По берегам стали попадаться пирамидки, искусно сложенные из валунов. Слегка присыпанные снегом, они ясно доказывали, что путники приближаются к некоему сакральному месту – подобными каменными памятниками народы выражают свое восхищение теми или иными чудесами чуть не во всех концах света. Чем больше пирамид – тем чаще доводилось удивляться забредающим в эти земли людям.

– Если до темноты не доберемся, – повернул голову к старцу Олег, – остановимся там, где окажемся. Всему должна быть мера.

Вместо ответа Сварослав вытянул вперед посох. Середин вгляделся в указанном направлении и неожиданно различил над тонкой нитью, разделяющей белую землю и белесое небо, некий остроконечный силуэт.

– Горы?

– Дюн-Хор, – одними губами прошептал волхв.

Река повернула в очередной раз – и на берету, по обе стороны от протоки, обнаружились две высокие, метра по три, каменные бабы. Время стерло с них черты лица, формы рук и ног – но ясно различимые головы над массивными плечами и выпирающий вперед животик доказывали, что перед путниками возвышаются рукотворные памятники.

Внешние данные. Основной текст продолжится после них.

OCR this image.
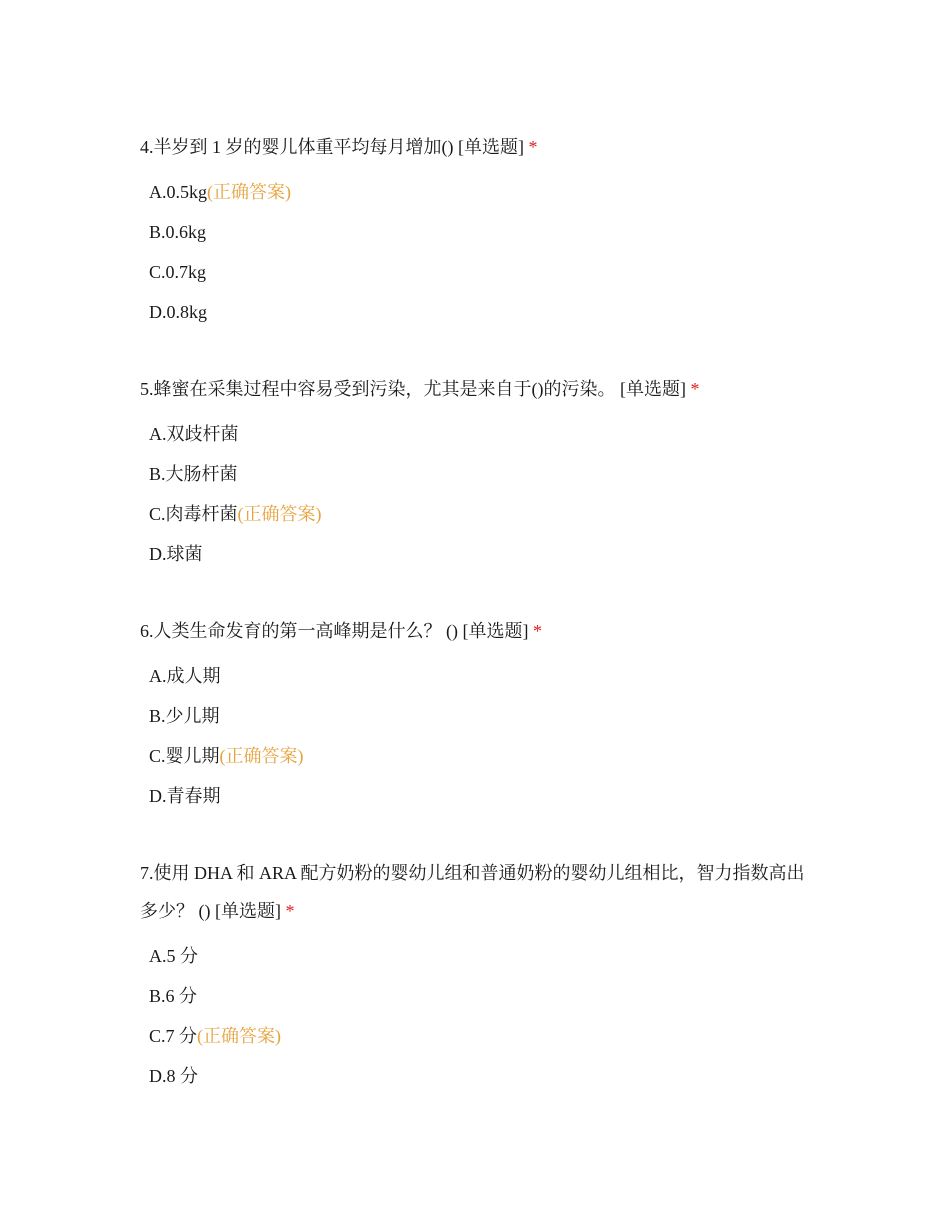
4.半岁到 1 岁的婴儿体重平均每月增加() [单选题] *

A.0.5kg(正确答案)
B.0.6kg
C.0.7kg
D.0.8kg

5.蜂蜜在采集过程中容易受到污染，尤其是来自于()的污染。 [单选题] *

A.双歧杆菌
B.大肠杆菌
C.肉毒杆菌(正确答案)
D.球菌

6.人类生命发育的第一高峰期是什么？ () [单选题] *

A.成人期
B.少儿期
C.婴儿期(正确答案)
D.青春期

7.使用 DHA 和 ARA 配方奶粉的婴幼儿组和普通奶粉的婴幼儿组相比，智力指数高出多少？ () [单选题] *

A.5 分
B.6 分
C.7 分(正确答案)
D.8 分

– Дальние врата… – Старик слез с коня, со стонами разминая затекшие ноги, степенно опустился на колени и поцеловал снег.

Олег примеру волхва решил не следовать – этих богов он не знал и за помощью к ним никогда не обращался. Правда, короткой передышкой ведун все-таки воспользовался, надев подсохшую рубаху, душегрейку и косуху. Подумал – и снова накинул поверх всего этого налатник: мороз вокруг царит лютый, а пар костей не ломит.

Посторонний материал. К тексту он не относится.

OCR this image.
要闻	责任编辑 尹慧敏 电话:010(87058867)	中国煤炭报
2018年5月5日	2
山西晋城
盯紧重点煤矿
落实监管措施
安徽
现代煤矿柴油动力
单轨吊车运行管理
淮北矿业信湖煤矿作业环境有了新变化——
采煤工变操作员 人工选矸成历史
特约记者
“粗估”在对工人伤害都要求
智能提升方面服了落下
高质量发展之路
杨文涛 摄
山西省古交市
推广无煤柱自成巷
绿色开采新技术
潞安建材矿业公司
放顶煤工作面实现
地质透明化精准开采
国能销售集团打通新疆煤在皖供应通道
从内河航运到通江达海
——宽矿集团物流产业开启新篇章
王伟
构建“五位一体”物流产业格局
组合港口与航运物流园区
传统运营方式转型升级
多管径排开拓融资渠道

Дальше река петляла уже между взгорками, закрывающими обзор, а потому каждая новая верста являла новые открытия. Вот за очередным поворотом предстали глазу многочисленные каменные уступы – невысокие, но идеально ровные, словно специально обточенные и отполированные. Вот появилась череда разлапистых толстенных дубов с широкими гнездами, сплетенными из крупного хвороста. Что за птицы сооружали подобные жилища, понять было невозможно – сейчас на гнездах покоились только снежные шапки. Однако Олег заподозрил, что существа эти почти наверняка хищные и в то же время священные. Хищные потому, что травоядные пичуги, клюющие зернышки, почки и ягодки, – обычно некрупные, этакое гнездовье им ни к чему. А священные – поскольку сами по себе дубы такими развесистыми не растут, какой-то добрый человек должен был подпилить всем дубам макушки, вынуждая разрастаться удобными для гнезд развилками.

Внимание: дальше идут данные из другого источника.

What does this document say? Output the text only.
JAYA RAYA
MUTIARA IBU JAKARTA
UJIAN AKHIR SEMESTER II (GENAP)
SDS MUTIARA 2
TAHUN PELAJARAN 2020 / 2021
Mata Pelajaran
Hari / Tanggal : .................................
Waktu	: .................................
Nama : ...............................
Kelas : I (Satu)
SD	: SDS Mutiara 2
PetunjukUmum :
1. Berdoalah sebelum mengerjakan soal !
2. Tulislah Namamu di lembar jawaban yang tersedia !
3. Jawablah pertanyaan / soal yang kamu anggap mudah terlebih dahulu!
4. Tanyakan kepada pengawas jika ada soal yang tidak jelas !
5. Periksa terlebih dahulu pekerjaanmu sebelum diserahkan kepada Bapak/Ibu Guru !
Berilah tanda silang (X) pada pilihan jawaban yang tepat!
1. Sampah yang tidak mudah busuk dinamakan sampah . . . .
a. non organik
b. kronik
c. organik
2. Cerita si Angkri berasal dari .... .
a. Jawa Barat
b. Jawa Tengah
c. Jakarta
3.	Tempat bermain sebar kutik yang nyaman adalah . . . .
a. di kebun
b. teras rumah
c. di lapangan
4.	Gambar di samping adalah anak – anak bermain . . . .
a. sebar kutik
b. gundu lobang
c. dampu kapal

Рассматривая могучие стволы, Олег как-то упустил две такие же коричневые и кряжистые фигуры, а потому остановка волхва и его очередной поклон застали его врасплох.

– Средние врата, – коснулся снега лбом Сварослав.

Только после этого Середин различил в присыпанных белым пухом высоких пнях глядящие из горизонтальной прорези шлема суровые глаза, массивную длань, лежащую на рукояти меча, и прислоненный к ногам круглый щит.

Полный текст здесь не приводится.